Die Diskussion über Netzneutralität erreicht nun endlich auch Deutschland, auch wenn Deutschland als Internetstandort für ein Industrieland bemerkenswert schwach bewertet wird. Auslöser sind dabei nicht die Bemerkungen der Telekom zum Thema, sondern die Arbeiten von Google und dem Provider Verizon an etwas, das einmal Netzwerkneutralität definieren soll (aber in den ersten Berichten dazu für einen Deal zwischen Verizon und Google gehalten worden ist, der Google gegenüber anderen Anbietern bevorzugt hätte).

Geeinigt hat man sich dabei darauf, für das Festnetz Netzwerkneutralität zu garantieren (“Google and Verizon’s agreement would prevent Verizon from offering paid prioritization to the biggest bidders of capacity on its DSL and fiber networks”), aber auf dem Mobilfunknetzwerk werde man eingreifen (“But any promises over open-Internet access wouldn’t apply to mobile phones”). Eingriffe sollen dabei nicht auf Benutzerbasis, sondern auf der Basis von Traffic-Klassen geschehen, was immer das in diesem Fall im Detail bedeutet.

Es ist auf jeden Fall ein schwerer Rückschlag für Netzneutralität, da der Ansatz die Regulierung von Knappheit gegenüber der Schaffung von Überfluß bevorzugt.

Worum geht es?

Netwerkneutralität im Allgemeinen dreht sich um das zentrale Konstruktionsprinzip des Internet, daß Netzwerk selbst ‘dumm’ zu halten und die ‘Intelligenz’ in den Endpunkten des Netzes zu installieren.

Genauer gesagt: Das Netz selbst soll nur eine Sache machen, und die dafür richtig - nämlich Datenpakete von A nach B routen. Daten sind Schüttgut und das Netz analysiert die Daten nicht, um sie zu unterscheiden und dann unterschiedlich zu behandeln. Das Netz bringt auch keine Dienste außer der Beförderungsdienstleistung für die Daten, sondern Dienste sind in Endknoten installiert.

Das ist eine Informatiker-Idee und die Antithese zum Intelligenten Netz -Ansatz der Fernmeldetechniker-Denkschule, bei der das Netz Dienste und Güteklassen implementiert.
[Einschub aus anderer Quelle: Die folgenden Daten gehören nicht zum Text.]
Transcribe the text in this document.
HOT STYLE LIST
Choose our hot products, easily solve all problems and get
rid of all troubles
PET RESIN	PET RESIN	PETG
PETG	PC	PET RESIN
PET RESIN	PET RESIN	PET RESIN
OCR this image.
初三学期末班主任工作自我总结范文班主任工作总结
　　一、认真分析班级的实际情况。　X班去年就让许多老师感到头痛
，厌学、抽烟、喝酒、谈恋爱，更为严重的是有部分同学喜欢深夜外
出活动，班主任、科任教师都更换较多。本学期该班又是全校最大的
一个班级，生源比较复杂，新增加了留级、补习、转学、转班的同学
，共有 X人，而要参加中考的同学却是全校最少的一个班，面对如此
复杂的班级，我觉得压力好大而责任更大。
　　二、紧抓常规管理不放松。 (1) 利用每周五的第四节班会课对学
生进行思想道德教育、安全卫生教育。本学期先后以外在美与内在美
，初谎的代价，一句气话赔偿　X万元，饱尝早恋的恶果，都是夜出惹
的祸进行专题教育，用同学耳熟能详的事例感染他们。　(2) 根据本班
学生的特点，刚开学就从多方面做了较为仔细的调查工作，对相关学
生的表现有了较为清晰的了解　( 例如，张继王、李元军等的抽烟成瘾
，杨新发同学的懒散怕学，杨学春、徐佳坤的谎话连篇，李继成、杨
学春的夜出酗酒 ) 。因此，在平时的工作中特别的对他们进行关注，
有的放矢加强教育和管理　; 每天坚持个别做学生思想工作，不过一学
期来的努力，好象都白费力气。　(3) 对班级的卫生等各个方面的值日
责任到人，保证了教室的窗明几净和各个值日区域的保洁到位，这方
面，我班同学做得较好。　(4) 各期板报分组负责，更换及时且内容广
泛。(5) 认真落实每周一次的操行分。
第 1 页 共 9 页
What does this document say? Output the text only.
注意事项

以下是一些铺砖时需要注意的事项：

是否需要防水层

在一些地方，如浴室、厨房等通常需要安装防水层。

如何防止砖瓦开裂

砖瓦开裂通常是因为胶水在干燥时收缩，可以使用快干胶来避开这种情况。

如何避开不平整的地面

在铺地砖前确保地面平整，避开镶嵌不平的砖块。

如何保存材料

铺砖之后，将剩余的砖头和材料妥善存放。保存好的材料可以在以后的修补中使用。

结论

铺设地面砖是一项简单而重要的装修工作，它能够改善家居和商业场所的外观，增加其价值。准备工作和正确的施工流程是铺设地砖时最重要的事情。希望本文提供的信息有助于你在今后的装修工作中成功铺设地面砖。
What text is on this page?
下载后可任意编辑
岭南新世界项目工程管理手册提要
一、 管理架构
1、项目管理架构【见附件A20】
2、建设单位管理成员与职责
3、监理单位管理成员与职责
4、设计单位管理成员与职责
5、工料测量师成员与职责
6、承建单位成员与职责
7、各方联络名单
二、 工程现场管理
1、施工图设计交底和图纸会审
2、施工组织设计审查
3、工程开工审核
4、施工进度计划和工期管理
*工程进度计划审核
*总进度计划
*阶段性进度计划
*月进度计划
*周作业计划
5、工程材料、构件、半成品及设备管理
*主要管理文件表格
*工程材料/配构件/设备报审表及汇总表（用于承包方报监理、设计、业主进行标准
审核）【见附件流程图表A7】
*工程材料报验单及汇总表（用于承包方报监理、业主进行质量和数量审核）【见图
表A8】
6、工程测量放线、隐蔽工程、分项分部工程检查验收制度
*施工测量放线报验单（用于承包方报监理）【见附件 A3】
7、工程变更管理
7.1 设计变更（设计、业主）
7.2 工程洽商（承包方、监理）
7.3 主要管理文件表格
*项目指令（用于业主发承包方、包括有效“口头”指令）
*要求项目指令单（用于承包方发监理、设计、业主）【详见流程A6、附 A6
Betriebswirtschaftler mögen die Idee des dummen Netzes nicht so, denn sie erlaubt es ihnen nicht, ‘Dienste differenziert zu bepreisen ’ (Und das ist eine Goldgrube ). Damit einher geht meist der Wunsch, kostengünstigere Alternativen zu blockieren .

Ein Argument gegen Netzwerkneutralität, das von Mobilnetzbetreibern oft gebracht wird, ist das Datenvolumen.

Volumen: 5GB sind 5GB, egal was man rein tut

Das ist die absolute Menge an Daten, die in einem Abrechnungszeitraum (pro Monat, pro Tag) transferiert wird. Heutige mobile Datenverträge heißen zwar oft “Flatrate”, sind aber keine, sondern sind tatsächlich Volumenpakete, da sie genau dieses Volumen begrenzen (200 MB, 1GB oder 5GB pro Monat sind häufige Stückelungen). Da Verbraucher jedoch ihren tatsächlichen Verbrauch pro Monat nicht kennen und nicht beurteilen können, verkauft man ihnen “Flat S, M, L und XL”. Wären es wirklich Flatrates, also all-you-can-eat Angebote, wäre eine S/M/L/XL-Differenzierung sinnlos.

“Flat” sind diese Verträge bestenfalls in dem Sinne, daß viele von ihnen bei Erreichen des Volumenlimits nicht ganz abriegeln, sondern noch einen Tröpfelbetrieb mit sehr stark limitierter Bandbreite erlauben. Das reicht meist immerhin noch für Chat.

Weitere Einschränkungen von Flatrates ergeben sich meist in der Art, daß Diensteinschränkungen existieren, und zwar wird besonders gerne der Betrieb von VoIP-Anwendungen und insbesondere Skype verboten.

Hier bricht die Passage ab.